The same themes that have plagued the sector throughout 2017 remained evident in August. The first is non-residential construction, or capex. This part actually contracted year-over-year (NSA) for the second straight month. As with overall construction spending, activity here was up rather sharply, 9%, in the nine months through November 2016, but is down a little more than 3% in the nine months since.
Clear reluctance on the part of the business sector to invest productively is a function of profits and cash flow. There has been little growth in those going all the way back to 2012 (in the corporate sector), followed by contraction throughout 2015 and 2016. Profits have only recently begun to rebound and so far it isn’t nearly as robust of an upturn as may have been expected.
If businesses are hesitant to increase their capital budgets, state and local governments are even more cautious. Total public construction spending has been trending lower for more than two years, going all the way back to June 2015 and the abrupt economic effects of the “rising dollar.”
Spending plans have been cut even further in the past few months, including August 2017. Like corporate businesses, state and local budgets are being set by less of a rebound (in tax collections) than was likely anticipated (both corporate business and local governments get their economic projections from the same place; Economists). Total tax receipts in Q2 2017, the most important quarter of the year, were up just 2.3% from Q2 2016. That was less than the 3% Y/Y growth in Q1, and quite a bit less than the 7.7% Y/Y growth in Q2 2015.
This despite a rebound in corporate tax collections that are up with reported profits. The corporate tax segment, however, is the smallest proportion of the state and local tax base. About 40% of total levies are derived from income taxes. The Census Bureau estimates that individual income tax collections in Q2 were down 1.1% year-over-year in this heaviest quarter.
There are, of course, implications beyond government construction spending from that result. It corroborates the income data which shows a shift in the labor market (not a good one) due to the near-recession in 2015-16 that lingers on well into 2017.

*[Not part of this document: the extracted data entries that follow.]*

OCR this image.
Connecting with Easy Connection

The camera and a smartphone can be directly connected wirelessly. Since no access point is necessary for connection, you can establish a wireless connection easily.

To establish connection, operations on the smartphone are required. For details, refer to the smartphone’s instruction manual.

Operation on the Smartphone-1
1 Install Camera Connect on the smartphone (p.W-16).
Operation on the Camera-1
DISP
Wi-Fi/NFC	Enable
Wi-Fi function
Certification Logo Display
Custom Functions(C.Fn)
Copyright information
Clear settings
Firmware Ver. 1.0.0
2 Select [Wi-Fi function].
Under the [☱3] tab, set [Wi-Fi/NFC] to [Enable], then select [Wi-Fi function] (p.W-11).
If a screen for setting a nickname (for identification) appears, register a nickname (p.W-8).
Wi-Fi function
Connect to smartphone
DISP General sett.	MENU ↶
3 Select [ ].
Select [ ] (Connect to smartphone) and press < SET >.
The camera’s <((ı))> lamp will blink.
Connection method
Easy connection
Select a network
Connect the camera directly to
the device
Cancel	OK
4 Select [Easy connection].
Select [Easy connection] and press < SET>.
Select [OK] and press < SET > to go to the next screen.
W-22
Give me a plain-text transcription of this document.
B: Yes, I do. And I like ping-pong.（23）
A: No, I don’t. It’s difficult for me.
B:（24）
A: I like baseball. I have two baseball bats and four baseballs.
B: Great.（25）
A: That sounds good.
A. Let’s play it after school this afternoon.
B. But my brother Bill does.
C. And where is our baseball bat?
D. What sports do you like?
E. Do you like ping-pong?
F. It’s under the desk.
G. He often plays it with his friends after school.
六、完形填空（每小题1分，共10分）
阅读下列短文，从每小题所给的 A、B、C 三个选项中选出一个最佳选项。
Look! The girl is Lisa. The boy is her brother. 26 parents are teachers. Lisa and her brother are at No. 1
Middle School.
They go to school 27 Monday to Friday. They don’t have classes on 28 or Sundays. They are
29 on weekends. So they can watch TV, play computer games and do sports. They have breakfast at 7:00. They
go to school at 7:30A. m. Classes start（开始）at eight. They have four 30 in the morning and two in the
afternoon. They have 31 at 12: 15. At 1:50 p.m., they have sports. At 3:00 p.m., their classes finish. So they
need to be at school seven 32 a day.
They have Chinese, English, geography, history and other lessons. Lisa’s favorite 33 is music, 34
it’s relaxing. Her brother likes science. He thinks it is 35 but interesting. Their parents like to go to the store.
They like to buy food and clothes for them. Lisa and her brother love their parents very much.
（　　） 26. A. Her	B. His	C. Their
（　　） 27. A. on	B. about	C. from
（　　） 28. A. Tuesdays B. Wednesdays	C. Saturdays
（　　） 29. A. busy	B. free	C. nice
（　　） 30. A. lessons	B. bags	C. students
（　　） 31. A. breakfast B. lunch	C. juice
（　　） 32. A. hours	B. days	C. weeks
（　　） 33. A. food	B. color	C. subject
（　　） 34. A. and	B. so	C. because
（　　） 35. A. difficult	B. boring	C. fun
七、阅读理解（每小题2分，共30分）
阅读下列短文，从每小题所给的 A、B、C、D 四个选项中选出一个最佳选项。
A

So far the only segment of the industry that has held up is residential construction. Given that growth in dollar terms doesn’t match growth in unit terms, the difference is price. In other words, home builders are in all likelihood building fewer homes than they might otherwise, as those being built seem to be more and more at the higher end.
The tax collections data explains a good deal about the residential construction market, too. If individual taxes are down, and thus the labor market weak, only those who are doing very well are going to be buying new houses (or selling their existing ones). And labor market weakness is not limited to those who can’t get jobs. Workers at their current employment are not in an uncertain payroll environment going to be aggressive in their overall consumer behavior; this is not 2005.
That, too, is very likely the result of disappointment. The personal savings rate, for example, declined sharply in the second half of 2016 along with the rise in “reflation” sentiment. It suggested that while incomes were not yet rebounding consumers in the aggregate (listening too much to Janet Yellen again) appeared to have expected that they would. Weakness across the economy in 2017 is as much dealing with the (inevitable) disappointment that they haven’t.
In that way, construction spending is a very good example of economic conditions overall. Economic agents were last year counting on if not big things than at least better things. The more we go in 2017, the less of even that there is to find.